India’s FMCG sector is fast moving online
The hard work that you have been putting into your side hustle — from your kitchen or home workshop — may just pay off. Make your product attractive (and lucrative) enough and India’s biggest FMCG firms may just buy into you.
From Nestle India to Tata Consumer, traditional consumer goods firms are increasingly focusing on online brands. They are setting up dedicated venture funds or investing directly in startups selling niche consumer products.
Think Beardo or a Bombay Shaving Company. Or even SimplyCook, Soulfull and OneLife. FMCG firms want a slice of that growing pie. Sales of many such niche brands have doubled during the pandemic.
Top Stories We Are Covering
Twitter Spaces comes to Android users in India, globally: After testing its Clubhouse-like feature on Apple phones, Twitter
is rolling out its live audio chat tool to select Android users in India and around the world. After the expansion, Android users will now be able to listen to and join conversations on Twitter Spaces. This comes as the social-audio space is heating up with apps like
Clubhouse gaining popularity and Facebook also reportedly
building an audio chat product to compete with it.
Smartworks taps into the coworking boom: Smartworks is on an expansion spree—planning new facilities in Noida, and more coworking spaces in the IT hubs of Hyderabad, Bengaluru and Pune—as the demand for flexible office space surges in post-lockdown India.
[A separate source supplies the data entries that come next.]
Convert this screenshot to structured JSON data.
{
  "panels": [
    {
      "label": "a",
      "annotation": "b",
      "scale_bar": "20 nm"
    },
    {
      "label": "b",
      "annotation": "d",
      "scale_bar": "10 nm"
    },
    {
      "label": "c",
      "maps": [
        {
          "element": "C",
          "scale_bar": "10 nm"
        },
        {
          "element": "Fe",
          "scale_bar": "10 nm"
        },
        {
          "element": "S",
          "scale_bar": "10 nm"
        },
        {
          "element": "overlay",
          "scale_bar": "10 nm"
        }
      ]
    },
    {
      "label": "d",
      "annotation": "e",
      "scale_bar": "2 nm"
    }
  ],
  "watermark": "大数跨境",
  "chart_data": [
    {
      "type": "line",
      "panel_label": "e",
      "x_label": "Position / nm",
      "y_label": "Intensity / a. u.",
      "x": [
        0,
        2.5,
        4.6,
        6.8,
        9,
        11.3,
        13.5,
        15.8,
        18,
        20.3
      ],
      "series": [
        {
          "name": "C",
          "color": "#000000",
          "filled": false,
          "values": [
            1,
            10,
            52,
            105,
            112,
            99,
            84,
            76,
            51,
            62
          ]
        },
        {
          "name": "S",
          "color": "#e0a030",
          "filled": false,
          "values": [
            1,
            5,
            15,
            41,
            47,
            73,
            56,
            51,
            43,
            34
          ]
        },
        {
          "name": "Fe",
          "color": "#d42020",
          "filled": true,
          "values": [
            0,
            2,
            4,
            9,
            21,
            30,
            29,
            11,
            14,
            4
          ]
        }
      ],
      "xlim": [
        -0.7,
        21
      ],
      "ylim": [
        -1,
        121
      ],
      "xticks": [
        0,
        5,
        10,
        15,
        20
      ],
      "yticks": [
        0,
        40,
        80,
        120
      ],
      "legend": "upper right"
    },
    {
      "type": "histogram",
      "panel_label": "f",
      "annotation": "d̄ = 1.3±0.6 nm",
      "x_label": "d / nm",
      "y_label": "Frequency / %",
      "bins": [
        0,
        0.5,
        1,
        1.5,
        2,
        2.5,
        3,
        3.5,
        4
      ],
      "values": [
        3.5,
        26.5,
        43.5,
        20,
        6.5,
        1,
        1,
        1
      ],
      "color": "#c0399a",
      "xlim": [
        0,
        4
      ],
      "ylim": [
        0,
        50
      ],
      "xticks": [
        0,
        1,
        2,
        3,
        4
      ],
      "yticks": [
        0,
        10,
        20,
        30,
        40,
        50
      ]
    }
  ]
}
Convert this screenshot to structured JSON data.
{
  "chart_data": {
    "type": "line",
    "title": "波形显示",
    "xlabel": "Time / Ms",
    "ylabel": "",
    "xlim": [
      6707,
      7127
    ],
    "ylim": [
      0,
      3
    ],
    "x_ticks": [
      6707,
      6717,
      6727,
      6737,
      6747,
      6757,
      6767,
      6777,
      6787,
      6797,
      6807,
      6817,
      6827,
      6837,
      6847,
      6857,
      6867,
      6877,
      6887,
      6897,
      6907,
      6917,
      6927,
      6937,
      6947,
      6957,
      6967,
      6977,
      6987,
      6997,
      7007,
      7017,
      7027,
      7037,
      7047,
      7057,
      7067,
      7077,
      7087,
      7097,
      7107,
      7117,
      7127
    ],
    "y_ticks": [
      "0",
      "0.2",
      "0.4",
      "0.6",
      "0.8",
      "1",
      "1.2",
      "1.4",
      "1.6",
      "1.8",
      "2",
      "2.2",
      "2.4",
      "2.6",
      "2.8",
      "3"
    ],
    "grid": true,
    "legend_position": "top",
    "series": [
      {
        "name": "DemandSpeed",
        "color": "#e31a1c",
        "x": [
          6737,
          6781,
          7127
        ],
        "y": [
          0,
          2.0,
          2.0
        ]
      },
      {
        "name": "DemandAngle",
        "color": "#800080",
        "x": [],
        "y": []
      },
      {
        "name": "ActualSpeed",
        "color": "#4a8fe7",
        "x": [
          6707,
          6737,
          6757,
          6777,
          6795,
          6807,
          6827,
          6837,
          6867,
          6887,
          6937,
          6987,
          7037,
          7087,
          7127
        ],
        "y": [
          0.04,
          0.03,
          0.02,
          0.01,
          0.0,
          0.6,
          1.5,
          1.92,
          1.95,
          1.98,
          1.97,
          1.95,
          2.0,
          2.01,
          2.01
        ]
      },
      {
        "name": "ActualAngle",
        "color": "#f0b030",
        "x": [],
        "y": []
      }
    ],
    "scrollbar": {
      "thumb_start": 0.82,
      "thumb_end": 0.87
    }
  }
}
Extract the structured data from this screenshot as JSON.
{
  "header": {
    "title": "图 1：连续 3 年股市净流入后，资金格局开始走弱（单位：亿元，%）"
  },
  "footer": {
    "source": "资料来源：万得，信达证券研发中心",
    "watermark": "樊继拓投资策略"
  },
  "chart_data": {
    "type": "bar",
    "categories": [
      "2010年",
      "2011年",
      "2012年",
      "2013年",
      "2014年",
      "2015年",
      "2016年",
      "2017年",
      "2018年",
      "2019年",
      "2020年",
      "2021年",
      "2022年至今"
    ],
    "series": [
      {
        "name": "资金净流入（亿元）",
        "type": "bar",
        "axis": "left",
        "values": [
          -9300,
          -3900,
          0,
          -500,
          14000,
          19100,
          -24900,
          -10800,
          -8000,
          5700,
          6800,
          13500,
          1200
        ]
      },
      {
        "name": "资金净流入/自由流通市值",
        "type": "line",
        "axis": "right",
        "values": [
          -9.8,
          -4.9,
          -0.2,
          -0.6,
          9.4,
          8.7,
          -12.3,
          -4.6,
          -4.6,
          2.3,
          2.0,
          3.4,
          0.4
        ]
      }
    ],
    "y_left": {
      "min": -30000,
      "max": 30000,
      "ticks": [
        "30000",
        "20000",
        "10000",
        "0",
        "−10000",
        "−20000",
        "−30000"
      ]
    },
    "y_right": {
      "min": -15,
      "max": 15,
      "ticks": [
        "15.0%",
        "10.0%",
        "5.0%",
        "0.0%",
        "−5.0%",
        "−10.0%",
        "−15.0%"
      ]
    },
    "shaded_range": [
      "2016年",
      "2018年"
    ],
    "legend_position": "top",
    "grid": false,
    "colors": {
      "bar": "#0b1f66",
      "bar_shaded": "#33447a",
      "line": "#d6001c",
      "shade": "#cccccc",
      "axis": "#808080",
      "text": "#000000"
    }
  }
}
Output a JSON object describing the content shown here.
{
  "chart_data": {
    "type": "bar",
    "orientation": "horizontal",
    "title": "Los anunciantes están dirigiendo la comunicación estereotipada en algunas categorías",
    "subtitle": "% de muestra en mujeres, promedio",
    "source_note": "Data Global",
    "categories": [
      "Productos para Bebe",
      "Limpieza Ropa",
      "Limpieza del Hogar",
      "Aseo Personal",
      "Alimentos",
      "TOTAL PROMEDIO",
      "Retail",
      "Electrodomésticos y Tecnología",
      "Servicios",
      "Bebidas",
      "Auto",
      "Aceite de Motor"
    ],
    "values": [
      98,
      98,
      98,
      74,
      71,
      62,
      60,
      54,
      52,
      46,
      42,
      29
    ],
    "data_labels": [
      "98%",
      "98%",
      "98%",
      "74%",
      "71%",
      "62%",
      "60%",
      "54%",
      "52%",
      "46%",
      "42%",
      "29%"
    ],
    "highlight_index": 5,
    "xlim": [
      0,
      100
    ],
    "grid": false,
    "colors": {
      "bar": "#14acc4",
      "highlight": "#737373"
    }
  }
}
The homegrown coworking startup
has leased 2,50,000 square feet in Hyderabad’s Aurobindo Galaxy, taking its total operational space in the city to 4 lakh square feet.
Wirecard’s Indian deal started with ‘fraud’, UK judges say: A series of controversial deals that took place before Wirecard AG bought an Indian business appeared to be an
“evolving international fraud”, a panel of London judges said.
The transactions from 2015 are being scrutinised in courts in London and Chennai, with the former minority holders of Hermes I-Tickets Private Ltd. saying they were cheated of millions of dollars. They allege they were duped into selling their stake in the business to the company’s majority shareholders only to see it sold on again at a vastly inflated price to Wirecard.